А вот здорово было бы спать сколько влезет, как в выходные, и в садик этот ненавистный не ходить. Сидеть бы с бабушкой дома, а она бы мне читала сказки каждый день. Не видеть бы эту Светку, которая дерется, чем попало. Не делать бы зарядку под музыку, а самое противное, когда мальчиков и девочек садят всех разом на «малерованные» горшки. Это никому из них не нравится. Горшок такой холодный, а ты согреваешь его своей попой. Нянечка обходит каждого и проверяет, покакал ты или пописал. Если нет, то сидеть тебе еще и еще, пока не получится.
«Садись кушать!» - Зовет мама.
     А этот дневной сон: «Повернемся все на правый бочек, руки положилм под голову и засыпаем». Знали бы они, как это неудобно засыпать на одном боку! Все время лежишь и ждешь, когда уйдет воспитательница, чтобы повернуться. Особенно, если спать совсем не хочется, а хочется поговорить, побеситься, просто полежать развалившись.
    Конечно же, все это мы не рассказываем родителям, и они даже не догадываются почему мы не любим садик.
   А еще я жду весны потому, что, когда будет тепло, тогда будут снимать вторые рамы, которые ставят на зиму.

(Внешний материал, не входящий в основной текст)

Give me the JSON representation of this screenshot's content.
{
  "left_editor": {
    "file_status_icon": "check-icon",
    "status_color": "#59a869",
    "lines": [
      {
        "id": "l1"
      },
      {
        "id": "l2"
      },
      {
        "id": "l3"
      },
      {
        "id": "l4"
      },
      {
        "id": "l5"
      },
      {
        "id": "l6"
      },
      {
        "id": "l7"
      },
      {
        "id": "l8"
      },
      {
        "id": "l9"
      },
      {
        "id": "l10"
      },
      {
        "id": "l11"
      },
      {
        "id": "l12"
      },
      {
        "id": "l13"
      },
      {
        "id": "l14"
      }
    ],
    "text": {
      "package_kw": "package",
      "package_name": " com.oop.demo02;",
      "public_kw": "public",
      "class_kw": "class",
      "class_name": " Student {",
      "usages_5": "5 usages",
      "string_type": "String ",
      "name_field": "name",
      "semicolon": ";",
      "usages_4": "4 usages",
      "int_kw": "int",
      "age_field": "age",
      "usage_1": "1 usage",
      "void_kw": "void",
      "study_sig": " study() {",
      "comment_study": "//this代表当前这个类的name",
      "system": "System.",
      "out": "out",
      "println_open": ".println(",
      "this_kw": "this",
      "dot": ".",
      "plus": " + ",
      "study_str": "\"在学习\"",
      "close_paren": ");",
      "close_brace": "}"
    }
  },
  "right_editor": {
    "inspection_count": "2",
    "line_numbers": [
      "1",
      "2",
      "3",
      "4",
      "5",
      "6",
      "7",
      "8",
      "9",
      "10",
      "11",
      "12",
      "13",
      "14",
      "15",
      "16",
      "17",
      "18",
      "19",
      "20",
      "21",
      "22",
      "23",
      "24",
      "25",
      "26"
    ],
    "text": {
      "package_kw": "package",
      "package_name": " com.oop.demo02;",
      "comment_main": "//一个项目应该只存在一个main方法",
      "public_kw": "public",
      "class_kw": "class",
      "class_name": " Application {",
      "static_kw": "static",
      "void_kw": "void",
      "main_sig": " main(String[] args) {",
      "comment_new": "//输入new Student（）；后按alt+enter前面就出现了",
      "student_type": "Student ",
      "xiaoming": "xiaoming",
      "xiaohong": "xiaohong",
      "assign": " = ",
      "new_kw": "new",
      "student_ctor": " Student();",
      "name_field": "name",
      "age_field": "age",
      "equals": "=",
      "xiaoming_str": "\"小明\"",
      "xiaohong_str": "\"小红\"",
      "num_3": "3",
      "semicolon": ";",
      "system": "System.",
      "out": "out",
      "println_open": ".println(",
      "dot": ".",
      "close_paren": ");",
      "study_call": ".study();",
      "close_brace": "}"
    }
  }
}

Я просто мечтаю об этом времени, потому, что между рамами лежат денежки, которые коплю всю зиму, точнее мне спускают их туда, то бабушка, то мама. И когда, по весне, снимают вторые рамы, я становлюсь богачом.
 Тут я вспоминаю прошлую весну:
-Бабушка, а десять по десять копеек, это сколько? – спрашиваю я.
-А что больше, это? - Показываю ей стопку из десяти десятчиков -  Или вот это? – Поднимаю стакан, почти на четверть заполненный желтыми монетами. Начинаем считать, оказывается почти поровну.
-Как же так? – Недоумеваю я. – Ведь эти вон какие большие и красивые?
    Это было прошлой весной. Теперь-то я знаю, чем отличаются монетки, да и считать их научился хоть до ста!

  Выходной. Что-то непонятное будит меня. Что-то теплое и яркое. Да ведь это же солнце! Весеннее солнце! Значит скоро лето.  Речка искристая, теплая вода, рыбалка, загар, солнце! Как близко и одновременно далеко до лета….
    Я быстро соскакиваю с кровати, натягиваю рубашку, бегу умываться.
    Да, наступили теплые, солнечные дни. В пальто становится жарко и даже душно. Печку вечерами уже не топят. Между досками деревянного тротуара вырастают первые, желтые цветы мать-и-мачехи. Снег прячется в тени, по углам. Осколок бутылочного стекла на обочине покрывается снизу капельками воды. А с помощью увеличительного стекла можно прожигать бумагу.
Когда все дома по случаю выходного, я несколько раз слышу загадочное слово «Пасха», «к  Пасхе». Никто из домашних не может объяснить мне, что это за праздник, но все переодеваются в рабочую одежду, приносят ведра, тазики с горячей водой, тряпки.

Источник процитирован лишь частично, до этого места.